A preliminary version of this text, which AFP had obtained last June, showed that life as we know it would inevitably be transformed, in the short term.

On almost every continent, the world is already seeing with its own eyes the disasters at work. Like last year with the flames ravaging the American West, Greece or Turkey, waves submerging regions of Germany or China, or a thermometer that approaches 50°C in Canada.

“Good kick-au…

Faced with this observation and the need to reduce emissions by nearly 50% by 2030 so as not to exceed +1.5°C, the world promised at COP26 in Glasgow in November to accelerate the fight against global warming.

“Not enough” to ward off “the climate catastrophe that is always knocking at the door”, then reacted the Secretary General of the UN Antonio Guterres who calls in particular for the exit from coal.< /p>

As states are called upon to step up their ambition by COP27 in Egypt at the end of 2022, “I hope this report will be a good kick where I think for some,” the envoy told AFP. John Kerry.

Although “we shouldn't need worrying new statistics to know what to do”.

It’s February 28 what will this new assessment of the IPCC be unveiled, after two weeks of virtual meeting of the 195 Member States who will sift, line by line, word by word, the “summary for decision-makers”, a politically sensitive digest of thousands of pages of the scientific report complete.

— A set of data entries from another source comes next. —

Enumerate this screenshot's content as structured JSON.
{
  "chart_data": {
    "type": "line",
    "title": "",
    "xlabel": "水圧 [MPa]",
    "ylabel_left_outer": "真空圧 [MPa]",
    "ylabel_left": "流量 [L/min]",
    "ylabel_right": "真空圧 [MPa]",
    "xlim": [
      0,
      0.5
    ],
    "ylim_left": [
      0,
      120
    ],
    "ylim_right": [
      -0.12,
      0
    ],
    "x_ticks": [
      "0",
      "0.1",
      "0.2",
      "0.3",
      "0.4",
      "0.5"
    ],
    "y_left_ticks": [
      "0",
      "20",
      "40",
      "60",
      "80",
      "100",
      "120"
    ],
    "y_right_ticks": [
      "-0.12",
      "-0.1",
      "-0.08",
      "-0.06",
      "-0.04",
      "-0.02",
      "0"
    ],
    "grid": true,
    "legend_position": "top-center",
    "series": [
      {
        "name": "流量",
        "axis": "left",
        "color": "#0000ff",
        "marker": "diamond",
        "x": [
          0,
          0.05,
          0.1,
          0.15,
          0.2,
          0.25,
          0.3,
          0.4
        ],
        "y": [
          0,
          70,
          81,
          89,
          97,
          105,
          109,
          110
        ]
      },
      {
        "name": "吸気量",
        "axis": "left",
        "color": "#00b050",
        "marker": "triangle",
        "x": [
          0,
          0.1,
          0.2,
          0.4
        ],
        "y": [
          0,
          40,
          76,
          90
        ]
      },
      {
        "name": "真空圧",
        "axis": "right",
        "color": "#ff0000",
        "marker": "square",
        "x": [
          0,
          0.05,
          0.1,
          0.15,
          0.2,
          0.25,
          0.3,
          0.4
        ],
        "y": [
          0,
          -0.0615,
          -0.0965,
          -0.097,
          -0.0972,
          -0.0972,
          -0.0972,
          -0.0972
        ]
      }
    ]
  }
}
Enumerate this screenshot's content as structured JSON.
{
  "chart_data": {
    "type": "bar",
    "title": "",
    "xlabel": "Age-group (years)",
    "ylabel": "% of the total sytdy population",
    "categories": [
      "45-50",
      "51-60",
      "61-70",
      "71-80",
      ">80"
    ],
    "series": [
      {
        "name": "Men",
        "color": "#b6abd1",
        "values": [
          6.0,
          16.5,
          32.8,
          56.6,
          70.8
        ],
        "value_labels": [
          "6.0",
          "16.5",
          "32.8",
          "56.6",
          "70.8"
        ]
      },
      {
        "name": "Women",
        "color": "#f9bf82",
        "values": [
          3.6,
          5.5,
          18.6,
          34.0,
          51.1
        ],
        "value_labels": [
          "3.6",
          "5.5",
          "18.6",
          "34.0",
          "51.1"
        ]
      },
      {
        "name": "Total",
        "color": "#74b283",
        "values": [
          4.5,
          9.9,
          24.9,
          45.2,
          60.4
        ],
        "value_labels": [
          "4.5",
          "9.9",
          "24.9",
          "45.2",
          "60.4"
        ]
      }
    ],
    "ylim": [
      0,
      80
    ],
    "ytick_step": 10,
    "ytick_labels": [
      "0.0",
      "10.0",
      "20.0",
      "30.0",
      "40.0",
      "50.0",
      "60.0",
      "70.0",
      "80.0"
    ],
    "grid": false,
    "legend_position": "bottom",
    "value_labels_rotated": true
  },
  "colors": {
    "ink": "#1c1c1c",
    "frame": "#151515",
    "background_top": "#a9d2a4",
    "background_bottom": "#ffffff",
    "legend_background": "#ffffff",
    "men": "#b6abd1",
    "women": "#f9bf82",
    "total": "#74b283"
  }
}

Evolution compared to the previous report of seven years ago, the attention paid to “adaptation”, that is to say the solutions to deal with the impacts of climate change.

« The focus on (adaptation) solutions is not just a shopping list of what could be done, but also an assessment of the effectiveness and feasibility” of the measures, explained the other co- President of the IPCC group Debra Roberts.

But “there are limits to adaptation,” climatologist Laurent Bopp, one of the authors of the report, told AFP.

“In some areas, if temperatures exceed very high levels, human life is no longer possible. If in certain coastal areas the sea level rises by more than one meter, protection with dykes is no longer possible either. So in certain scenarios, we can expect large population migrations,” he adds.

Scientists and NGOs call for all necessary decisions to be taken to limit irreversible consequences as much as possible.< /p>

With the new report, “the reality of those living in the most vulnerable situations will be impossible to ignore,” hopes Kaisa Kosonen of Greenpeace.

“The hard facts that will be presented will make the lack of action and commitment by large emitters more evident, and the calls for justice even louder.”